Engagement was up 227%. Reach was up 226%. Both were records. You see that big hockey stick graph in the image above? It happened because of posts like this with 111 words:

And this with 200 words:

Long, detailed post with picture. A Facebook status that’s really a blog post.

And this with 120 words with a cool picture:

And this with 100 words and no pictures:

Text only posts can also generate a lot of comments and total reach.

So, what does this mean?

Does it mean you can just throw the “short posts are better” strategy completely out the window? Sort of.

I think it’s this: don’t ignore long posts. There are people looking for more than just one-off social posts. With all the other shallow, hollow, social content out there, it can be refreshing to have social content with some real value. And it’s possible to create bigger content that has social sharing potential.

“With all the other shallow, hollow, social content out there, it can be refreshing to have social content with some real value.”

The posts I tested were designed to inform and give helpful facts and information that was relevant to my audience. And that’s the real issue here, not whether it’s long or short, but whether it solves a problem or is relevant to the audience. Long or short, it doesn’t matter, as long as it’s good.

It’s not the length that determines the success of the post, it’s the content. Short posts that have no relevancy achieve the same mediocre results.
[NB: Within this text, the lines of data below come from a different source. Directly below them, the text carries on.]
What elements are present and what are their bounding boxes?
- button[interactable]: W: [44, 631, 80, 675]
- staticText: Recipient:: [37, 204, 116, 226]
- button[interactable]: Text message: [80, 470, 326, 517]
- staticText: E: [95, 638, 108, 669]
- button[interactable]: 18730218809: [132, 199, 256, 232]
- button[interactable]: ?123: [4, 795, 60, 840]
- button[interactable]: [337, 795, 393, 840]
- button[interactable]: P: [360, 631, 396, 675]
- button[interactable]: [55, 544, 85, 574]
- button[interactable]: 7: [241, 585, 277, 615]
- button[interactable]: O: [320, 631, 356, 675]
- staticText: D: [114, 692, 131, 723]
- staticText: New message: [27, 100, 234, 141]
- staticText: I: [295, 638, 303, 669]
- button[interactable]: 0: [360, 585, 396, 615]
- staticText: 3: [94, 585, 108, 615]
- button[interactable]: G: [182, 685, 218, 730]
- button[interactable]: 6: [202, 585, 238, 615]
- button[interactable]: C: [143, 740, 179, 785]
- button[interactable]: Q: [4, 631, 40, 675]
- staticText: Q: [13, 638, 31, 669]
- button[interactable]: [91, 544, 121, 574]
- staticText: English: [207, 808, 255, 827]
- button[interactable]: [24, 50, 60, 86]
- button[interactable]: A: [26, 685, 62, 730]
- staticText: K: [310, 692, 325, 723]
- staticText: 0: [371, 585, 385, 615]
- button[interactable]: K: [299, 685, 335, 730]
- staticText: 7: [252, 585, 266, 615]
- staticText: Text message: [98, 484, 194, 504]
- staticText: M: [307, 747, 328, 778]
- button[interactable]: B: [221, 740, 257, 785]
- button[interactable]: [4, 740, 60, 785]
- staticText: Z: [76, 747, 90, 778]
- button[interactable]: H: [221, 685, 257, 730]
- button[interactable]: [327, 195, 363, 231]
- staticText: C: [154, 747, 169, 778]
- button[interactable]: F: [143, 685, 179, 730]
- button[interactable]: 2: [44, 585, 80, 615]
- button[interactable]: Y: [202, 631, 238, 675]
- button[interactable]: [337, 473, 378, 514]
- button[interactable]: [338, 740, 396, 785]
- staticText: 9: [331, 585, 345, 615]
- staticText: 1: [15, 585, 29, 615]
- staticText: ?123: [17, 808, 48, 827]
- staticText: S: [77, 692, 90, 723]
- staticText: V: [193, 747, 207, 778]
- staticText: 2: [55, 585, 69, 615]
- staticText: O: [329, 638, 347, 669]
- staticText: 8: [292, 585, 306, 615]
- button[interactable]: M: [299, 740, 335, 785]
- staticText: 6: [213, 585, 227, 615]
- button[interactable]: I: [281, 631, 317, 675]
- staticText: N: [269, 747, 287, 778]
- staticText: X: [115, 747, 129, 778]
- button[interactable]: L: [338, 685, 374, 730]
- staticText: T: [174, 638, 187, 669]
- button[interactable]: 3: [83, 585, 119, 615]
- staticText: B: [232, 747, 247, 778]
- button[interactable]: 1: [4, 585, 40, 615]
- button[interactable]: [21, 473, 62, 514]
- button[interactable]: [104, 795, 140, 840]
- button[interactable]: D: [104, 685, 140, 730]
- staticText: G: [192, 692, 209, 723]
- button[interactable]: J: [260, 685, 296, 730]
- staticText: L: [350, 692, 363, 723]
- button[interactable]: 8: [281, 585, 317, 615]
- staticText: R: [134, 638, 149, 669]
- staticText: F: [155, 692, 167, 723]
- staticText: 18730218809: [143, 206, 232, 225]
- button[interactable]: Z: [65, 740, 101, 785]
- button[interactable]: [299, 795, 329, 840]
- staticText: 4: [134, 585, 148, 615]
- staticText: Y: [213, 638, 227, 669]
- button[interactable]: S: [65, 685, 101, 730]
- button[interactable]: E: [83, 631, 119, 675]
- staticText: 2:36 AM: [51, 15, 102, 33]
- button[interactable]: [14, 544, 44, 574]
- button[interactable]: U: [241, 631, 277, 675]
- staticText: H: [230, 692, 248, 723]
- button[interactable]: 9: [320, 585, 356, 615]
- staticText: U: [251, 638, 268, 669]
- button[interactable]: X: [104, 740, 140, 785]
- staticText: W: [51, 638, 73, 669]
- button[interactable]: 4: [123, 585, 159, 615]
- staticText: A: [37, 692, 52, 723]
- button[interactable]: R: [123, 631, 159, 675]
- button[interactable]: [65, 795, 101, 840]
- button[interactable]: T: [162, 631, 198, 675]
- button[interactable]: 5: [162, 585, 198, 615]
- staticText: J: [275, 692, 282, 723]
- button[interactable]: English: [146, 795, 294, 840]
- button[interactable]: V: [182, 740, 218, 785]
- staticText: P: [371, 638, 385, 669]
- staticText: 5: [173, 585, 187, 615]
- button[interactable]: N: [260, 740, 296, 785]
If it’s good at 200 words, it’s better than something mediocre at 10 words.

It’s the same reason why I like to read the epic “Lord of the Rings” Trilogy but can’t stand the much shorter, and in my opinion, awful book, “Catcher in the Rye.” Lord of the Rings is big, and awesome. Catcher in the Rye is short and boring.

To recap, it comes down to this: if it’s an awesome post, don’t worry about length.

3 Ways to Write Effective, Long Facebook Posts

First of all, don’t just write a long post for the sake of making something long. And remember, long posts may not be right for your audience.

But here’s what you do:

1. Think of it as a super concentrated, short blog post that hits only the highlights.

2. Include data, bullet points, numbers, stats and other information.

3. Include a picture worthy of sharing all by itself. This will also catch the attention of the really ADD-audience that doesn’t have time to read. Those people will just ignore the text because the picture is worth looking at and sharing (although one of my examples above had no pictures whatsoever and still had a lot of comments and reach).

When Long Facebook Posts Don’t Work

Long Facebook posts don’t work for the same reasons short Facebook posts don’t work: They don’t grab attention and they aren’t relevant. However, I think longer Facebook posts have a greater potential to lose a viewer’s attention quickly — so be careful you don’t ramble on needlessly.

If you want to try longer posts, still cut down on words when you can. Keep it condensed.

Try out some long posts for a couple weeks straight and see if you see any difference. Sometimes it takes something big and better to be worthy of sharing.